Po szpitalu oprowadzał dyrektor Mirosław Kubiszewski z PeBeRol. Goście w ekspresowym tempie przeszli przez wszystkie kondygnacje, z zainteresowaniem oglądając wnętrza. Żartowali, że ze starego szpitala trzeba będzie przenieść sprzęt, bo przecież nie wszystko co wiekowe, nadaje się na śmietnik. - Na pewno będą jeszcze problemy z otwarciem - mówił wicemarszałek Witold Namyślak. - Ale trzeba to skończyć jak najszybciej, ta inwestycja nie może czekać.
Niezbędny sprzęt
Podobny pogląd prezentuje dyrektor "Kordbudu", Andrzej Konieczny, którego firma jest inwestorem zastępczym na budowie szpitala. - Musimy wiedzieć, ile będzie pieniędzy, bo przecież jest to kwestia przetargów - podkreśla Konieczny. - A nowoczesny sprzęt jest tu niezbędny.

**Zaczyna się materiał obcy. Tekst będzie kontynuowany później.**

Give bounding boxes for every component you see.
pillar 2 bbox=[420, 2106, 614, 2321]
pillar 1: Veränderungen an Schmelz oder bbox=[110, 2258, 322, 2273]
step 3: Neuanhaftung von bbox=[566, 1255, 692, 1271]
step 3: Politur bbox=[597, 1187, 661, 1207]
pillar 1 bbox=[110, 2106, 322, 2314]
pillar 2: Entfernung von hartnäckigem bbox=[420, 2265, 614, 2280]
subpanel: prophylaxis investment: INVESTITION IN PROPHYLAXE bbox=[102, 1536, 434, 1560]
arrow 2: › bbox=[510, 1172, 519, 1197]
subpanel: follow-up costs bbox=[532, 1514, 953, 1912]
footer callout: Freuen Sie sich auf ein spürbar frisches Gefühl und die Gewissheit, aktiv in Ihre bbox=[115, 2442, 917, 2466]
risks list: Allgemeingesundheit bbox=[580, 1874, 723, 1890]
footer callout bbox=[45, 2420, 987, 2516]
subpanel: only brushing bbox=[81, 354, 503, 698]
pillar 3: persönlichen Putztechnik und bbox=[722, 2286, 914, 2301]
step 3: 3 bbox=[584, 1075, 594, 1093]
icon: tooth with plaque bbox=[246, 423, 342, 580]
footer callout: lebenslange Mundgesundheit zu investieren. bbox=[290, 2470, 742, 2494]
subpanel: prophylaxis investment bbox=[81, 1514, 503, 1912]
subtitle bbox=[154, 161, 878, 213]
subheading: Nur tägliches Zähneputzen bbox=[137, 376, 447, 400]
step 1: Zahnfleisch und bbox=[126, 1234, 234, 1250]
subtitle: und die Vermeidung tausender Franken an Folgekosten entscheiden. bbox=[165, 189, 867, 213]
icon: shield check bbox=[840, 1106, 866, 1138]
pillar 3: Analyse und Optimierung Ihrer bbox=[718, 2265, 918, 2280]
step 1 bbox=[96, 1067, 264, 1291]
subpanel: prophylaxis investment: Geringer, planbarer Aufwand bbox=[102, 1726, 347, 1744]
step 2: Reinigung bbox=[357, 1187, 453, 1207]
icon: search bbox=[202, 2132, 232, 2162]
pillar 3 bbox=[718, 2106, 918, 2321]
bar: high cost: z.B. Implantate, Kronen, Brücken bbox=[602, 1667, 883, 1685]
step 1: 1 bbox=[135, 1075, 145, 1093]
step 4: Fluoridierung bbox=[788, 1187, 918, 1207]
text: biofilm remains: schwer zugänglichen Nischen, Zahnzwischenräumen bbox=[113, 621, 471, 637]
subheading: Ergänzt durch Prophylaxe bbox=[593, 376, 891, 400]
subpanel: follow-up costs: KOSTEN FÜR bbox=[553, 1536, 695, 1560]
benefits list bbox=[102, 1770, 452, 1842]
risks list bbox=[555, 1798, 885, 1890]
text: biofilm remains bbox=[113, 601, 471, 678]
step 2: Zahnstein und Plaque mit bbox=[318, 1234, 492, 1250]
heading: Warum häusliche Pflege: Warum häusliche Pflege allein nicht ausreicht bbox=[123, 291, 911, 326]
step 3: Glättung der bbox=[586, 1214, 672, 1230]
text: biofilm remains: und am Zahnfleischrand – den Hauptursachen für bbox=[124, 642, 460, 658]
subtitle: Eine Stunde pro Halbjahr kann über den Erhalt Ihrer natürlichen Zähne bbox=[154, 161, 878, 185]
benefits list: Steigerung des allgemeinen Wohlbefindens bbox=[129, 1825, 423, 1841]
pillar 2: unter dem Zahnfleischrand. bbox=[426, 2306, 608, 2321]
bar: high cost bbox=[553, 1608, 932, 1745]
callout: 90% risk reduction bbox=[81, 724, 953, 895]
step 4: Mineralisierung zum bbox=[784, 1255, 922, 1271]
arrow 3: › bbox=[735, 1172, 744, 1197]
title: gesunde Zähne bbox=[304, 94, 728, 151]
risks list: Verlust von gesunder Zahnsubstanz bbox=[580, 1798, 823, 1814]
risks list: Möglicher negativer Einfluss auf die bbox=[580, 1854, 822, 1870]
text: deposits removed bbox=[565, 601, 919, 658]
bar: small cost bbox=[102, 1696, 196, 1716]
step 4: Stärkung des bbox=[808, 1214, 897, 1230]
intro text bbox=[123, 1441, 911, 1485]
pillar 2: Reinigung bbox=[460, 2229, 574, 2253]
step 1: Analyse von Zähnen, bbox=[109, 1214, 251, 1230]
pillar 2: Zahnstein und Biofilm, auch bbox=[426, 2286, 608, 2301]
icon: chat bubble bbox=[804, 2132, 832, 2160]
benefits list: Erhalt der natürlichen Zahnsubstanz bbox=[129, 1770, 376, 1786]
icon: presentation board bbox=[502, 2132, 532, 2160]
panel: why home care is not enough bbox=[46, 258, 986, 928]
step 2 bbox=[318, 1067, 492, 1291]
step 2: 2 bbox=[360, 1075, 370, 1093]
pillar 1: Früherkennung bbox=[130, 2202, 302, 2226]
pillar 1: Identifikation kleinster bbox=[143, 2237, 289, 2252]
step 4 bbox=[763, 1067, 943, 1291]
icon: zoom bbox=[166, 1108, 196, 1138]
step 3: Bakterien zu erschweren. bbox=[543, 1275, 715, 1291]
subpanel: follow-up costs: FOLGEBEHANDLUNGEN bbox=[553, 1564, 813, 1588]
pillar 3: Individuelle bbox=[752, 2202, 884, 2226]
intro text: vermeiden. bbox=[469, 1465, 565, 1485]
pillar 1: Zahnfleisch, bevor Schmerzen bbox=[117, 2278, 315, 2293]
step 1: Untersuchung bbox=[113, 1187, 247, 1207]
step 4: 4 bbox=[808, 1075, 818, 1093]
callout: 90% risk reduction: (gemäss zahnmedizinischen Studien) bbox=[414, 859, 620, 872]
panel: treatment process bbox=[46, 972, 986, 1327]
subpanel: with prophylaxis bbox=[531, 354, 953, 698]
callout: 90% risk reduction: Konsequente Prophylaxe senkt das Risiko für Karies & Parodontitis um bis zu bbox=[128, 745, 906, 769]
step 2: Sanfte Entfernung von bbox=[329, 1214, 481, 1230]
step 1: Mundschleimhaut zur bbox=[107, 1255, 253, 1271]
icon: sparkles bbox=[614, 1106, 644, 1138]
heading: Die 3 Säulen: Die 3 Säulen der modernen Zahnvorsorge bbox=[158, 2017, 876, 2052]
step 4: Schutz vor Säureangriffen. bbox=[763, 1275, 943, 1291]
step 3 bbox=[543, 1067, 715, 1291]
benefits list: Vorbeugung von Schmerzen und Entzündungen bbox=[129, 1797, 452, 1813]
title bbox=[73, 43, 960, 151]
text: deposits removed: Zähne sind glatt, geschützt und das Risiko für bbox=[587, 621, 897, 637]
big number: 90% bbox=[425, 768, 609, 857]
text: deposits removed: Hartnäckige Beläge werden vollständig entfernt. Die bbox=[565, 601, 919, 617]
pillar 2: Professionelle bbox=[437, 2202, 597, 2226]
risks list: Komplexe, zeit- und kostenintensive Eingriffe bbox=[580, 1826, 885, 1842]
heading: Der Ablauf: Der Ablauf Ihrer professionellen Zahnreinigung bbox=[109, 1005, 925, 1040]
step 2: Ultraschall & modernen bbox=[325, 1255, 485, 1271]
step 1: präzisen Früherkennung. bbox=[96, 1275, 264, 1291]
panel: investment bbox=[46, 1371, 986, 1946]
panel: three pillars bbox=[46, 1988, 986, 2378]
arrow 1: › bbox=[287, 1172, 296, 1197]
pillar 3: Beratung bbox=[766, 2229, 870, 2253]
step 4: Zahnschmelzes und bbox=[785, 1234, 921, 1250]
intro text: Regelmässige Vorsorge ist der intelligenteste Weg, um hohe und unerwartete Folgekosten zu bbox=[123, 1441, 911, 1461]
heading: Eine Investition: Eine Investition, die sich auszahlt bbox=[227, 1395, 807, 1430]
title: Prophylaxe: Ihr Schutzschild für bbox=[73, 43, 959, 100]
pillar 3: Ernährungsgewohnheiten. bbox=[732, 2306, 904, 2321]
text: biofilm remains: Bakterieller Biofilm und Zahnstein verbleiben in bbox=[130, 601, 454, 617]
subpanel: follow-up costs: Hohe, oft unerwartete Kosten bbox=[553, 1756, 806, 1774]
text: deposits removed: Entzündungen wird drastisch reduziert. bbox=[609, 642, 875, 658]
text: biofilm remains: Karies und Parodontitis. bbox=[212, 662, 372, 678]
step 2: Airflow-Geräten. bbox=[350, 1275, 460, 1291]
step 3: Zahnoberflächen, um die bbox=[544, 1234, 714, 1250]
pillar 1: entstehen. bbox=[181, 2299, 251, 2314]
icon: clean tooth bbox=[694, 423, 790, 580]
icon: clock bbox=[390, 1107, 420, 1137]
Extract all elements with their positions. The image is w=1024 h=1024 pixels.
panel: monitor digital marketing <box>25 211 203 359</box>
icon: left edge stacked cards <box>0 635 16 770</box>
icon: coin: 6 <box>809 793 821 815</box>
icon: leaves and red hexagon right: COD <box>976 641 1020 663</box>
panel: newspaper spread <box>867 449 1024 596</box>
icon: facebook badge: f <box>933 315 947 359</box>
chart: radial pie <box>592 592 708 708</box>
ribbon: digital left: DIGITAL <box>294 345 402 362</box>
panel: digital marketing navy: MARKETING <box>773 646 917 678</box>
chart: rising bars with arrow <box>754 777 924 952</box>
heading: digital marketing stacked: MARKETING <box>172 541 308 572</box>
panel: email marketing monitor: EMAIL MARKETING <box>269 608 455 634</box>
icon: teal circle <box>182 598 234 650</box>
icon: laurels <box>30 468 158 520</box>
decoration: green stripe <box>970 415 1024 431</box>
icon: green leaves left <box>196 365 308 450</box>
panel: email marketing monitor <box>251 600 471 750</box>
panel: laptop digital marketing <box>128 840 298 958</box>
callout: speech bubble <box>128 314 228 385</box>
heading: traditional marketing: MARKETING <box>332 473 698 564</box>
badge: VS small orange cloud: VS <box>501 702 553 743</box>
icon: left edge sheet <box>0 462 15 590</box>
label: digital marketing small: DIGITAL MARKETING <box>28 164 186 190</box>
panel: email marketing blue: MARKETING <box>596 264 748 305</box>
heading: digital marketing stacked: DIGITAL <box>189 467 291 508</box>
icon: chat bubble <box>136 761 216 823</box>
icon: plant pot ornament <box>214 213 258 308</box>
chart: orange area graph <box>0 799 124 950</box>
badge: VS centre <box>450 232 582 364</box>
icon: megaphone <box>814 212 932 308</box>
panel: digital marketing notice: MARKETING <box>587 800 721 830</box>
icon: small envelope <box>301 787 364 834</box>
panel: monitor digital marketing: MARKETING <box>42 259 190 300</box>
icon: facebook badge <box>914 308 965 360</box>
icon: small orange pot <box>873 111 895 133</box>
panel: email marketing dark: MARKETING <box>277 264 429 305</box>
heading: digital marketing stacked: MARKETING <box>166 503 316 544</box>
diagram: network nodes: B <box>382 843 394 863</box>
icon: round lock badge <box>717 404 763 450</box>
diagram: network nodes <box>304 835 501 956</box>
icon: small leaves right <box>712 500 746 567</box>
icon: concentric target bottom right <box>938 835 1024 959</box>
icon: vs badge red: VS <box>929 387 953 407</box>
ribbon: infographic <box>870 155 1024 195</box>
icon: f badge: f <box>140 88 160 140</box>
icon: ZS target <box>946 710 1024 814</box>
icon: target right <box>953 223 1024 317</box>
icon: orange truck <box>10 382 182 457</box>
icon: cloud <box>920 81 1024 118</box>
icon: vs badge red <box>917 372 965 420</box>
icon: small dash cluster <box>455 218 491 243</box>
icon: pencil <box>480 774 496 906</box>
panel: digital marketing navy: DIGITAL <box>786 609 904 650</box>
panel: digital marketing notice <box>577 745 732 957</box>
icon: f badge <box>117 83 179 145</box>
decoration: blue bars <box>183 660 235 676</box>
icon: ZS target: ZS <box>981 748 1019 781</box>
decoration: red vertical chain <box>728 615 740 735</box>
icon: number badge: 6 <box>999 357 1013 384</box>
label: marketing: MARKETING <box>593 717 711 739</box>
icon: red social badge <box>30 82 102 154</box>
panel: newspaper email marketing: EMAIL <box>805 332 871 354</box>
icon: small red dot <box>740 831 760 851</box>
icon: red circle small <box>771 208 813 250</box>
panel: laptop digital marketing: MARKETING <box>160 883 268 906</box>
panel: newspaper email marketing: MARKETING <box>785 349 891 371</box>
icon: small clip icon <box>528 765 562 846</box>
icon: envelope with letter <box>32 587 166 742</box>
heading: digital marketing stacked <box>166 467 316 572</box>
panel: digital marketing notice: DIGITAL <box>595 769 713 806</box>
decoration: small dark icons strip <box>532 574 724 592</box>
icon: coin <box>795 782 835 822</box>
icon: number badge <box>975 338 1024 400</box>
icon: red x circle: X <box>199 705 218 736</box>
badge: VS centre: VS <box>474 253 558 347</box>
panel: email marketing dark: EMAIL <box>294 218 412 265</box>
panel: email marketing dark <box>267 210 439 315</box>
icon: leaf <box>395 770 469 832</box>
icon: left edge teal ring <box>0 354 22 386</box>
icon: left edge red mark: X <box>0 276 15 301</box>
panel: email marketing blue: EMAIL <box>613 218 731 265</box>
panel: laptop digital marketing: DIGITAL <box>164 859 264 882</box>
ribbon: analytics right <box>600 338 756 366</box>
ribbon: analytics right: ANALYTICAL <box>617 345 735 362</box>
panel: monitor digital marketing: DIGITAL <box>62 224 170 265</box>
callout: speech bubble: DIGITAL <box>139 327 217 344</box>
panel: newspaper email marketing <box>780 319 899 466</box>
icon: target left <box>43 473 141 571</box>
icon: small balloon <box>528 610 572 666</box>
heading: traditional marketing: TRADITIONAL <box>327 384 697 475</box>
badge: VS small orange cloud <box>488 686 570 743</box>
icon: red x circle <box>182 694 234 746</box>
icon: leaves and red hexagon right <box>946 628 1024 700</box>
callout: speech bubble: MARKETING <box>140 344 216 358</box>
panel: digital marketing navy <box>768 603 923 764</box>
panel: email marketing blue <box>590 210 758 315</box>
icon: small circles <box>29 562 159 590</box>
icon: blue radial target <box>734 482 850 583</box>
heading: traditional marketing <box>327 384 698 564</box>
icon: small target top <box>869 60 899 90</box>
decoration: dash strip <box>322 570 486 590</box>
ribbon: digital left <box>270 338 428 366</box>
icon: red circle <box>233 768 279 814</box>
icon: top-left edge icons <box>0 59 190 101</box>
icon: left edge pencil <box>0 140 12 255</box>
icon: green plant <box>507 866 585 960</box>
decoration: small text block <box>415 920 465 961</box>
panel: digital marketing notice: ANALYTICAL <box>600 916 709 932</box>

Po wycieczce odbyło się robocze spotkanie. Padły obietnice, że jeśli nie uda się zmieścić w pieniądzach zagwarantowanych w kontrakcie, to marszałek dołoży. Niezagrożony jest termin otwarcia lecznicy - na przełomie czerwca i lipca tego roku.
Bez karaluchów
- To nie była kurtuazyjna wizyta - podkreśla starosta Janusz Palmowski. - I na pewno nie będzie tak, jak kraczą co niektórzy, że nowy szpital będziemy otwierać z karaluchami przeniesionymi ze starego.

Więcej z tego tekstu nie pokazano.